The three-year IAASTD concluded the best hope for the feeding the world was with agro-ecosystems that married food production with ensuring water supplies remain clean, preserving biodiversity, and improving the livelihoods of the poor. The transformation that African agriculture needs is not more large-scale industrial farm production relying on outside inputs of fertiliser but with small farmers practising a multifunctional agro-ecosystem approach, Herren said.
"Smallholders and their authentic organisations (co-ops, small rural technical schools, and the like) have shown that strengthened agro-ecological approaches can produce adequately," said Philip Bereano of the University of Washington in Seattle.
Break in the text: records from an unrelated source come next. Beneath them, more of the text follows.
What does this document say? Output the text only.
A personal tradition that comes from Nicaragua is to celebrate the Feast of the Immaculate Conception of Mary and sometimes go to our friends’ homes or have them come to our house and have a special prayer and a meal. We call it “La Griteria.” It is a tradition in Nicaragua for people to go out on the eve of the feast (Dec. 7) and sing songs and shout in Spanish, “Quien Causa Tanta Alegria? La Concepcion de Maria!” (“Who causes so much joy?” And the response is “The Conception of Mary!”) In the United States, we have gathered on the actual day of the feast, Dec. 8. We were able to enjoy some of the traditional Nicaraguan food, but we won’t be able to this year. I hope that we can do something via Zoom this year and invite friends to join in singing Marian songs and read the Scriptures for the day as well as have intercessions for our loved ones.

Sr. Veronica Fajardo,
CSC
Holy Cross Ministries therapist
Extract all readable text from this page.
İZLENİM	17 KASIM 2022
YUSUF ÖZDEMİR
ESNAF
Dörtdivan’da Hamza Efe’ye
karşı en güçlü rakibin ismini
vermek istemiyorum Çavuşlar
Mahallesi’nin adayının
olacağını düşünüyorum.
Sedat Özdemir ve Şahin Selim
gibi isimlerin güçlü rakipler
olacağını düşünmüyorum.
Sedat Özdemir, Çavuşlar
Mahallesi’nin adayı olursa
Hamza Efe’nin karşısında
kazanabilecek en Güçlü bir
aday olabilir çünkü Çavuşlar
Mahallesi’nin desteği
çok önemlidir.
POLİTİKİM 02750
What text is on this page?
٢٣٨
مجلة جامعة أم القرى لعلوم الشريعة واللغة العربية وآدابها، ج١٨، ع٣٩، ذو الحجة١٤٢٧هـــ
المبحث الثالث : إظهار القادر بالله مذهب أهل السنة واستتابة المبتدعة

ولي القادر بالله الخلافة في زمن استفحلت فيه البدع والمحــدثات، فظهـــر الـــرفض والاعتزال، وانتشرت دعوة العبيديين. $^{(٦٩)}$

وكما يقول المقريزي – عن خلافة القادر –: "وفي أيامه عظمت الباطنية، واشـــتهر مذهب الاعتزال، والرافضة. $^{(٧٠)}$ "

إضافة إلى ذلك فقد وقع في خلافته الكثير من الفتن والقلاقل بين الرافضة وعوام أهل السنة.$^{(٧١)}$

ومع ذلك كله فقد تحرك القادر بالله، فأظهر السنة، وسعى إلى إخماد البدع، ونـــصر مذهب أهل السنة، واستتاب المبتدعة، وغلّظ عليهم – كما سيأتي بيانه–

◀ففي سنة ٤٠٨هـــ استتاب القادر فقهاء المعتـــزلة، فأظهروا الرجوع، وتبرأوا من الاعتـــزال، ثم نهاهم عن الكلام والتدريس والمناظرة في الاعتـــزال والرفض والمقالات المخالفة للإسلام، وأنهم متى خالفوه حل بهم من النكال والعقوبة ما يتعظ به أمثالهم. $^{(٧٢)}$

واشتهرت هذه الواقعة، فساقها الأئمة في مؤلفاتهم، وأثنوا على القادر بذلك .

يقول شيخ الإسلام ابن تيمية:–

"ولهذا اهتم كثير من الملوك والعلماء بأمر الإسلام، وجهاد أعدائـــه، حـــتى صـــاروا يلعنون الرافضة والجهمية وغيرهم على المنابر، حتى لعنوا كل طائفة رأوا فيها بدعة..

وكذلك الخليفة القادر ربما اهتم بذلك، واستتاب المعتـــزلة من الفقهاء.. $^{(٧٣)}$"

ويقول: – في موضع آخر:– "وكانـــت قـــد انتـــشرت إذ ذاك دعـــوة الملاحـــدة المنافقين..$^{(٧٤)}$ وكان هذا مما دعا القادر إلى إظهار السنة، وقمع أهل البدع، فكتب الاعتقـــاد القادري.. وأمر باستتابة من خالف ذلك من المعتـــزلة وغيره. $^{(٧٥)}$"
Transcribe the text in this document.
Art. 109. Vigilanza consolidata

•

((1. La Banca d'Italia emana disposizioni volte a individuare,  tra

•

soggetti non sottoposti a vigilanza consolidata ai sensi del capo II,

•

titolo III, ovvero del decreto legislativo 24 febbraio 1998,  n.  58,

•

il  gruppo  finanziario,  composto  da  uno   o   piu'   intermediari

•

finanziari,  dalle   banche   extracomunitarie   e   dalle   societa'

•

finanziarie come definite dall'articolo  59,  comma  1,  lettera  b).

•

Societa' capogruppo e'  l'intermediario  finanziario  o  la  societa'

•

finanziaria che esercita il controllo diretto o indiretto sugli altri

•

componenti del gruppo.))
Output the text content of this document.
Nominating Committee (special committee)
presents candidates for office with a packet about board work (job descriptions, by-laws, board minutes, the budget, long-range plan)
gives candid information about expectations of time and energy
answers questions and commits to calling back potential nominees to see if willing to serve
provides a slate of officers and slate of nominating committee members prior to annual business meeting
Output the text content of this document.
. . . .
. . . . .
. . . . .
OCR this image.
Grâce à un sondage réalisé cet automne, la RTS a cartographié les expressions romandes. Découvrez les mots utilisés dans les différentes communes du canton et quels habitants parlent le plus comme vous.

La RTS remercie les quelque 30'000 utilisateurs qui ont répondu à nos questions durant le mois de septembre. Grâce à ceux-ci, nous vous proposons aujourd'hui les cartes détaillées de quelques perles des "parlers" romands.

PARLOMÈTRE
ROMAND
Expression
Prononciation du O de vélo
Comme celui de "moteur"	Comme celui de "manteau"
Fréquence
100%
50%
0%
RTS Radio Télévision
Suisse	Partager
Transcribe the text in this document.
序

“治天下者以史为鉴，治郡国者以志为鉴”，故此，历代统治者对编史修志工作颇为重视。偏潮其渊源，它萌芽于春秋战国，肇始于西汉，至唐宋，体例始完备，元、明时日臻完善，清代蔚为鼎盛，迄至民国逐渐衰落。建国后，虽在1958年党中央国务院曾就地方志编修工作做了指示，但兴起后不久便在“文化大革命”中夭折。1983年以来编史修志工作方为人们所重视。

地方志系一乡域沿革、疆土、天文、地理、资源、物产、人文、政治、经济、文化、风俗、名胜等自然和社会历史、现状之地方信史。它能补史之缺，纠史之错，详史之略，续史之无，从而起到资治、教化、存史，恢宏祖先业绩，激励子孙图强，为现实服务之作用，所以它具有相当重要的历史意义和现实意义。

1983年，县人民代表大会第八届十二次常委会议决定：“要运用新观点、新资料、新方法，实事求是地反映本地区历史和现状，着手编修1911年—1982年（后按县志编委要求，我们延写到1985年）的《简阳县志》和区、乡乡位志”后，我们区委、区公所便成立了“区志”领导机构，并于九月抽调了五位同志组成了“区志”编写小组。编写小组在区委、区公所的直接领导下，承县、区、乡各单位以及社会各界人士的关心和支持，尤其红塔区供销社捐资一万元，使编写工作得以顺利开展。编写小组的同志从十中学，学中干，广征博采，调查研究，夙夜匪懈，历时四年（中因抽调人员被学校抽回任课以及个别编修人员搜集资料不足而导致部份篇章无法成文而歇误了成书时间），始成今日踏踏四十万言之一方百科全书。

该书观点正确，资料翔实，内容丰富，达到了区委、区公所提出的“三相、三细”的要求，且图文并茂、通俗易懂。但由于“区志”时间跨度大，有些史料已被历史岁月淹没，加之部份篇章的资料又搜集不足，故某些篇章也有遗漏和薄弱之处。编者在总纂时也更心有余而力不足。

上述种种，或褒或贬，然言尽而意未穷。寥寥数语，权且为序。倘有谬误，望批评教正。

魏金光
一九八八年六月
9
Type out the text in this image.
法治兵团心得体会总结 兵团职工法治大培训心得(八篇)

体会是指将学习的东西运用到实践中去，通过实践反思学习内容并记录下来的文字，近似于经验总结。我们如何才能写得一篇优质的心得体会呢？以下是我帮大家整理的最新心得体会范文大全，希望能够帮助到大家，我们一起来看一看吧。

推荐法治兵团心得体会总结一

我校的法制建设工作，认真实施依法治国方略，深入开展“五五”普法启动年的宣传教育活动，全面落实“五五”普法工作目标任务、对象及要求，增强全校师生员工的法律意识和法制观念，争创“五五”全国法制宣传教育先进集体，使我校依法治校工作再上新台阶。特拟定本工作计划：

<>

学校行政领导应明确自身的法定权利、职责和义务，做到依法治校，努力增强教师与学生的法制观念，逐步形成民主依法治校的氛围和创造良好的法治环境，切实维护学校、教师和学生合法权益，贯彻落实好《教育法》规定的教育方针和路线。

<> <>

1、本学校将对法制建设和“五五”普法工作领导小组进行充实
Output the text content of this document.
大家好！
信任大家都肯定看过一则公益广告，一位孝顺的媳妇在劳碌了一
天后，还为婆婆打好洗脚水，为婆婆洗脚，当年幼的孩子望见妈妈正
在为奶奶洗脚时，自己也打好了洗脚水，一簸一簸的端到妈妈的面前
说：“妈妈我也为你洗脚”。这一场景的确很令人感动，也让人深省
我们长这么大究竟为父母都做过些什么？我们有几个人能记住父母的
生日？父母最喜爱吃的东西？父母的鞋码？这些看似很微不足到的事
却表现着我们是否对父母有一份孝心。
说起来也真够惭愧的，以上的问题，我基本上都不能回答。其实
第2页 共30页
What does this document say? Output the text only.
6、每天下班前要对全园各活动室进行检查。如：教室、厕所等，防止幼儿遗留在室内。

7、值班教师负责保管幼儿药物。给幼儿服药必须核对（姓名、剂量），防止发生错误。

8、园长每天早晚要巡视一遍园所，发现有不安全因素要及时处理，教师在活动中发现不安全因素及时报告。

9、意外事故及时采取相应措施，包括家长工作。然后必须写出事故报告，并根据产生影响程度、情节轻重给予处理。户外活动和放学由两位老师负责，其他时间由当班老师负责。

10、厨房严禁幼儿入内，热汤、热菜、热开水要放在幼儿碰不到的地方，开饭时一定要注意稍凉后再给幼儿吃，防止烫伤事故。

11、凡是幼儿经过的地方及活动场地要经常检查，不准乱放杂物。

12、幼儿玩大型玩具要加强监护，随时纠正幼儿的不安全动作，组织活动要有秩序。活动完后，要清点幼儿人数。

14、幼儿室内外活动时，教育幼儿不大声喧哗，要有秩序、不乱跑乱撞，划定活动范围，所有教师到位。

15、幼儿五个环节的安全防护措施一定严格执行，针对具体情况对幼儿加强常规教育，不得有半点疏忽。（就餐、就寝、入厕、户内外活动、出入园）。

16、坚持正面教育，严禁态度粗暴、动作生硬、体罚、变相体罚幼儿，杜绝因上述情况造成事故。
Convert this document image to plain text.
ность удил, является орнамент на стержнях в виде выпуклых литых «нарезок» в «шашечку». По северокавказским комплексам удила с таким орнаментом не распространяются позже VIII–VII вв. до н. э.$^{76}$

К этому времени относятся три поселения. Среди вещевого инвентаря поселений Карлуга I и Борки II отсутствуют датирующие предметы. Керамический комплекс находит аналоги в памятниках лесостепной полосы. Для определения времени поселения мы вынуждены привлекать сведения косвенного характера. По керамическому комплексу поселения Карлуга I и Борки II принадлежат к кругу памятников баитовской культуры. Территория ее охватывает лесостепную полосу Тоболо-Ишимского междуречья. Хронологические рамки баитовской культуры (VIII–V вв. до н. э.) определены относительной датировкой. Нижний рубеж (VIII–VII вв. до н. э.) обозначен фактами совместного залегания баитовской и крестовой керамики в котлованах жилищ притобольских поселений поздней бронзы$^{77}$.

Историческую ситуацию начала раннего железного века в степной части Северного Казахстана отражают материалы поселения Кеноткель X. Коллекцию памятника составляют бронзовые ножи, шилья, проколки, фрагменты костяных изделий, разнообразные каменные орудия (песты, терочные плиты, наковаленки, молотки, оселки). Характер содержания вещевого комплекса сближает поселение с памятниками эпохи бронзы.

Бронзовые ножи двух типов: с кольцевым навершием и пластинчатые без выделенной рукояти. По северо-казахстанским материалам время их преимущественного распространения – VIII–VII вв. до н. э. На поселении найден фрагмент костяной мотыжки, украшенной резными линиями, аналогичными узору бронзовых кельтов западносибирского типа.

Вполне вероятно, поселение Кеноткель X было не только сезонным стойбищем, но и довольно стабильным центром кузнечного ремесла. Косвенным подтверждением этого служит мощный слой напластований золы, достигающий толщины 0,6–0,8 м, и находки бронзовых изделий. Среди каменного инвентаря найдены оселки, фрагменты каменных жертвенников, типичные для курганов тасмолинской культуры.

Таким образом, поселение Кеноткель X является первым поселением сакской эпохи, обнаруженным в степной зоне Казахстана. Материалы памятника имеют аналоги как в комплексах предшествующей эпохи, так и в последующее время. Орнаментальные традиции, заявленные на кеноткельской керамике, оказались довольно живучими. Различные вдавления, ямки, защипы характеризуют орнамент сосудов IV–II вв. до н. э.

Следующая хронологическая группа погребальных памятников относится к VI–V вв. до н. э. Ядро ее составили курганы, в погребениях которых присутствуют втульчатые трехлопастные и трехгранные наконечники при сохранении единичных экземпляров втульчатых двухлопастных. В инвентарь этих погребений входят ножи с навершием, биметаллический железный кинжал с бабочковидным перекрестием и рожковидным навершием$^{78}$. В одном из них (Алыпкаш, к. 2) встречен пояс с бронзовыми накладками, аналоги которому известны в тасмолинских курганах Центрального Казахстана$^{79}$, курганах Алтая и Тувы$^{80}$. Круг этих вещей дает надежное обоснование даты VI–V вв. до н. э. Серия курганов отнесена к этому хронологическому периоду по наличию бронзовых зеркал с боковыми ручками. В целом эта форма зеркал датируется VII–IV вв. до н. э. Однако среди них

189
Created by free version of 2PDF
AGRA has failed to "consult with smallholders, listen to their advice, and follow their suggestions," said Bereano in an email from Nagoya, Japan. Bereano is involved with a citizen's group called AGRA Watch, which says major funders from the North are pushing an industrial agri-business development model on Africa.
Agribusiness is setting itself up as the solution to the "food problem" and many governments are listening because the 2008 food crisis shocked them, said Pimbert. "Africa has enormous quantities of land and resources... and now there is a stampede to lock those up."
AGRA, many scientists and large NGOs believe the business approach of high-technology and public-private partnerships is the way to feed Africa, they can't accept the smallholders' worldview, he said. What will happen instead is that smallholders will buy the new hybrid seed, fertiliser and pesticide on credit, eventually be forced off their land to repay their debts and end up in the cities, while large corporate style farms will consolidate smallholder land.
"This is what happened to many of India's smallholders," Pimbert said.